Bild: Der Wahltag selbst geriet zur Farce, doch diese Wählerin schaffte es abz…
Berlin taz | Afghanistans ohnehin schon chaotischer Wahlprozess ist auf ein
neues Hindernis gelaufen. Fast sieben Wochen nach der Parlamentswahl vom
20. und 21. Oktober, mitten im andauernden Auszählungsprozess, hat die
Unabhängige Wahlbeschwerdekommission (IECC) am Donnerstag alle Stimmen der
Provinz Kabul annulliert.
Das sind etwa eine Million Stimmen – ein Viertel der, jedenfalls nach
offiziellen Angaben, abgegebenen Stimmen landesweit. Die Oktoberwahl war
die bisher folgenreichste an zivilen Opfern seit 2001 und Kabul die am
stärksten betroffene Region.
Quelle offizieller Zahlen ist die Unabhängige Wahlkommission des Landes
(IEC), die unabhängig von der IECC operiert.
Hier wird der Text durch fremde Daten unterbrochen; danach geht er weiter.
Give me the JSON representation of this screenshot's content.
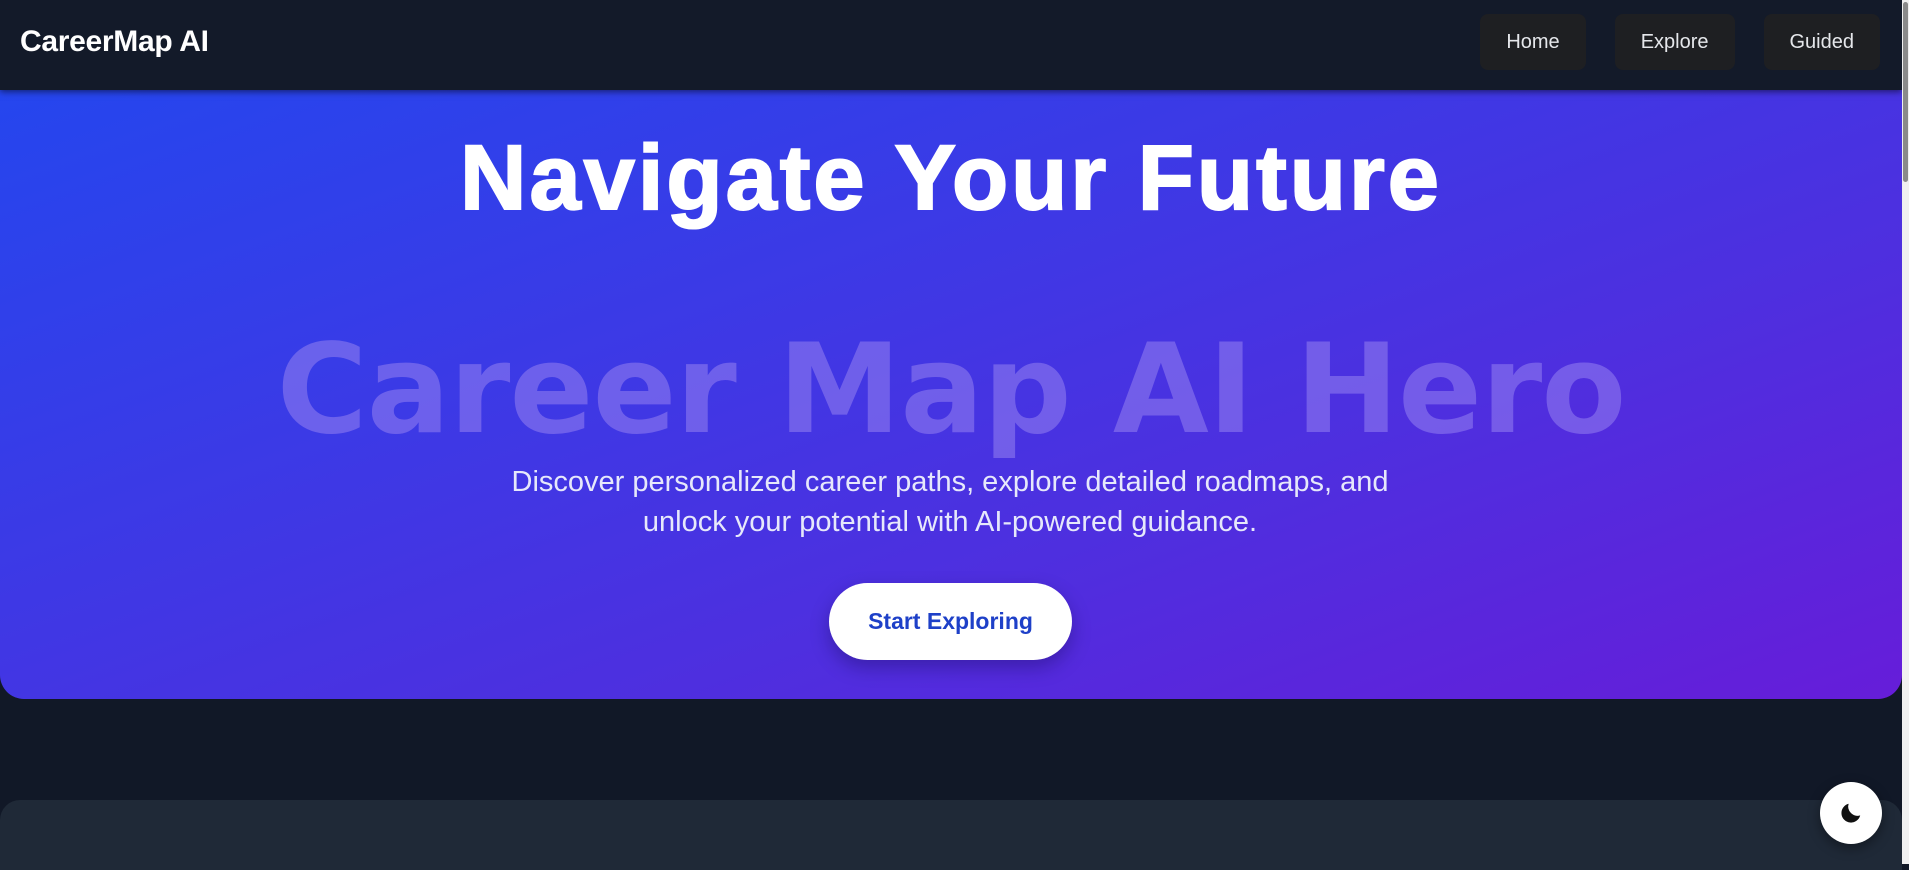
{
  "header": {
    "brand": "CareerMap AI",
    "nav": [
      {
        "label": "Home"
      },
      {
        "label": "Explore"
      },
      {
        "label": "Guided"
      }
    ]
  },
  "hero": {
    "title": "Navigate Your Future",
    "image_alt_text": "Career Map AI Hero",
    "subtitle_line1": "Discover personalized career paths, explore detailed roadmaps, and",
    "subtitle_line2": "unlock your potential with AI-powered guidance.",
    "cta_label": "Start Exploring",
    "gradient_start": "#2546ee",
    "gradient_end": "#661dd9"
  },
  "theme_toggle": {
    "icon": "moon-icon"
  },
  "colors": {
    "page_background": "#111827",
    "header_background": "#131a29",
    "nav_button_background": "#1e1f22",
    "cta_text": "#1e40c8",
    "lower_panel": "#1f2937"
  }
}
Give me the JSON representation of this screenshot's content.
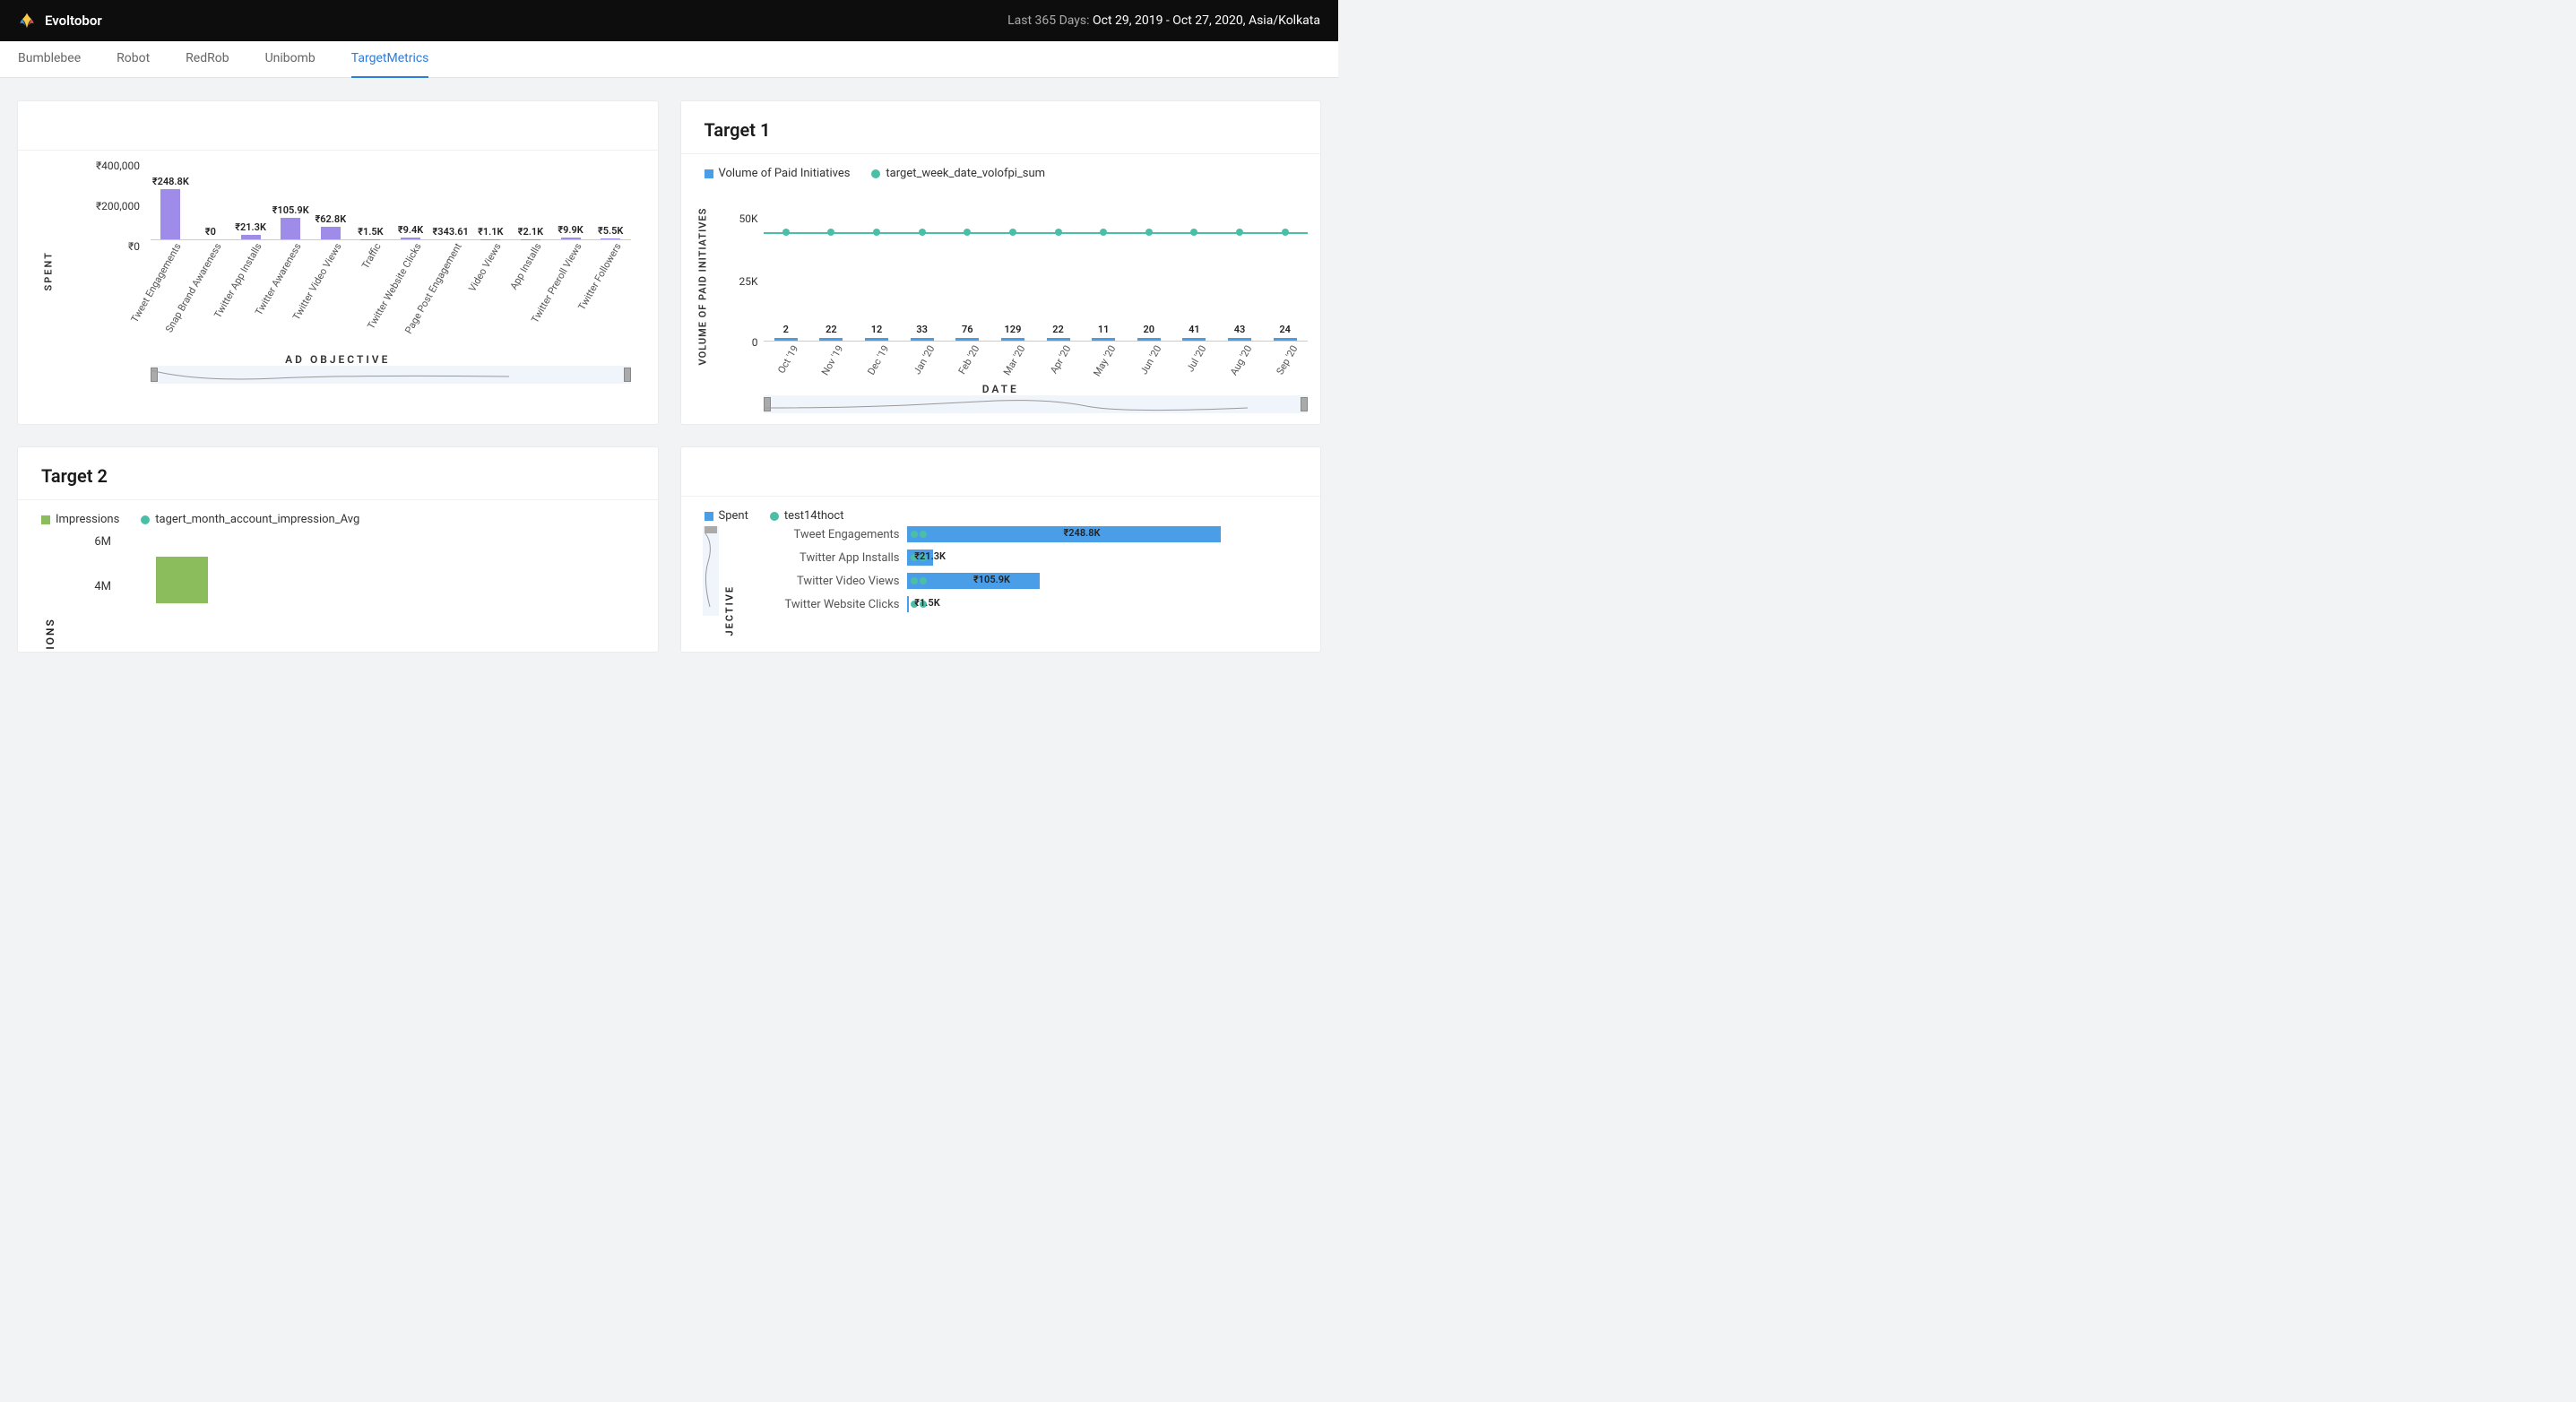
{
  "header": {
    "brand": "Evoltobor",
    "range_prefix": "Last 365 Days: ",
    "range_value": "Oct 29, 2019 - Oct 27, 2020, Asia/Kolkata"
  },
  "tabs": [
    "Bumblebee",
    "Robot",
    "RedRob",
    "Unibomb",
    "TargetMetrics"
  ],
  "active_tab": 4,
  "card1": {
    "title": "",
    "ylabel": "SPENT",
    "xlabel": "AD OBJECTIVE",
    "yticks": [
      "₹400,000",
      "₹200,000",
      "₹0"
    ]
  },
  "card2": {
    "title": "Target 1",
    "legend_a": "Volume of Paid Initiatives",
    "legend_b": "target_week_date_volofpi_sum",
    "ylabel": "VOLUME OF PAID INITIATIVES",
    "xlabel": "DATE",
    "yticks": [
      "50K",
      "25K",
      "0"
    ]
  },
  "card3": {
    "title": "Target 2",
    "legend_a": "Impressions",
    "legend_b": "tagert_month_account_impression_Avg",
    "ylabel": "SIONS",
    "yticks": [
      "6M",
      "4M"
    ]
  },
  "card4": {
    "legend_a": "Spent",
    "legend_b": "test14thoct",
    "ylabel": "JECTIVE"
  },
  "colors": {
    "purple_bar": "#9f8be8",
    "blue_bar": "#4a9ee8",
    "teal_line": "#4bbfa6",
    "green_bar": "#8bbd5c"
  },
  "chart_data": [
    {
      "type": "bar",
      "title": "",
      "xlabel": "AD OBJECTIVE",
      "ylabel": "SPENT",
      "ylim": [
        0,
        400000
      ],
      "categories": [
        "Tweet Engagements",
        "Snap Brand Awareness",
        "Twitter App Installs",
        "Twitter Awareness",
        "Twitter Video Views",
        "Traffic",
        "Twitter Website Clicks",
        "Page Post Engagement",
        "Video Views",
        "App Installs",
        "Twitter Preroll Views",
        "Twitter Followers"
      ],
      "values_label": [
        "₹248.8K",
        "₹0",
        "₹21.3K",
        "₹105.9K",
        "₹62.8K",
        "₹1.5K",
        "₹9.4K",
        "₹343.61",
        "₹1.1K",
        "₹2.1K",
        "₹9.9K",
        "₹5.5K"
      ],
      "values": [
        248800,
        0,
        21300,
        105900,
        62800,
        1500,
        9400,
        343.61,
        1100,
        2100,
        9900,
        5500
      ]
    },
    {
      "type": "bar+line",
      "title": "Target 1",
      "xlabel": "DATE",
      "ylabel": "VOLUME OF PAID INITIATIVES",
      "ylim": [
        0,
        50000
      ],
      "categories": [
        "Oct '19",
        "Nov '19",
        "Dec '19",
        "Jan '20",
        "Feb '20",
        "Mar '20",
        "Apr '20",
        "May '20",
        "Jun '20",
        "Jul '20",
        "Aug '20",
        "Sep '20"
      ],
      "series": [
        {
          "name": "Volume of Paid Initiatives",
          "values": [
            2,
            22,
            12,
            33,
            76,
            129,
            22,
            11,
            20,
            41,
            43,
            24
          ]
        },
        {
          "name": "target_week_date_volofpi_sum",
          "values": [
            43000,
            43000,
            43000,
            43000,
            43000,
            43000,
            43000,
            43000,
            43000,
            43000,
            43000,
            43000
          ]
        }
      ]
    },
    {
      "type": "bar+line",
      "title": "Target 2",
      "xlabel": "",
      "ylabel": "IMPRESSIONS",
      "ylim": [
        0,
        6000000
      ],
      "series": [
        {
          "name": "Impressions",
          "values": [
            5000000
          ]
        },
        {
          "name": "tagert_month_account_impression_Avg",
          "values": []
        }
      ]
    },
    {
      "type": "bar",
      "orientation": "horizontal",
      "xlabel": "",
      "ylabel": "AD OBJECTIVE",
      "categories": [
        "Tweet Engagements",
        "Twitter App Installs",
        "Twitter Video Views",
        "Twitter Website Clicks"
      ],
      "series": [
        {
          "name": "Spent",
          "values_label": [
            "₹248.8K",
            "₹21.3K",
            "₹105.9K",
            "₹1.5K"
          ],
          "values": [
            248800,
            21300,
            105900,
            1500
          ]
        },
        {
          "name": "test14thoct",
          "values": []
        }
      ]
    }
  ]
}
Ihr Chef Guladschan Abdul Badi
Sajad beschwerte sich gestern, dass die IECC ohne vorherige Konsultation
entschieden habe.
Allerdings ist Sajads Kommission Kern der Probleme. Sie operiert nach der
ersten, ausschließlich von afghanischen Behörden organisierten Wahl seit
dem Ende des Talibanregimes 2001 mit extrem wenig Transparenz. Weder legte
sie genaue Zahlen zur Wahlbeteiligung vor noch schaffte sie es, ein
verlässliches Wählerregister anzulegen.
Zudem hängt die Auszählung Wochen hinter dem ursprünglichen Zeitplan
zurück. Alle offiziellen Zahlenangaben müssen deshalb mit Vorsicht genossen
werden. Der Wahltag selbst geriet zur Farce. Selbst in Kabul standen
Wählerinnen und Wähler, die getrennt voneinander abstimmen, stundenlang vor
zu spät oder gar nicht öffnenden Wahllokalen.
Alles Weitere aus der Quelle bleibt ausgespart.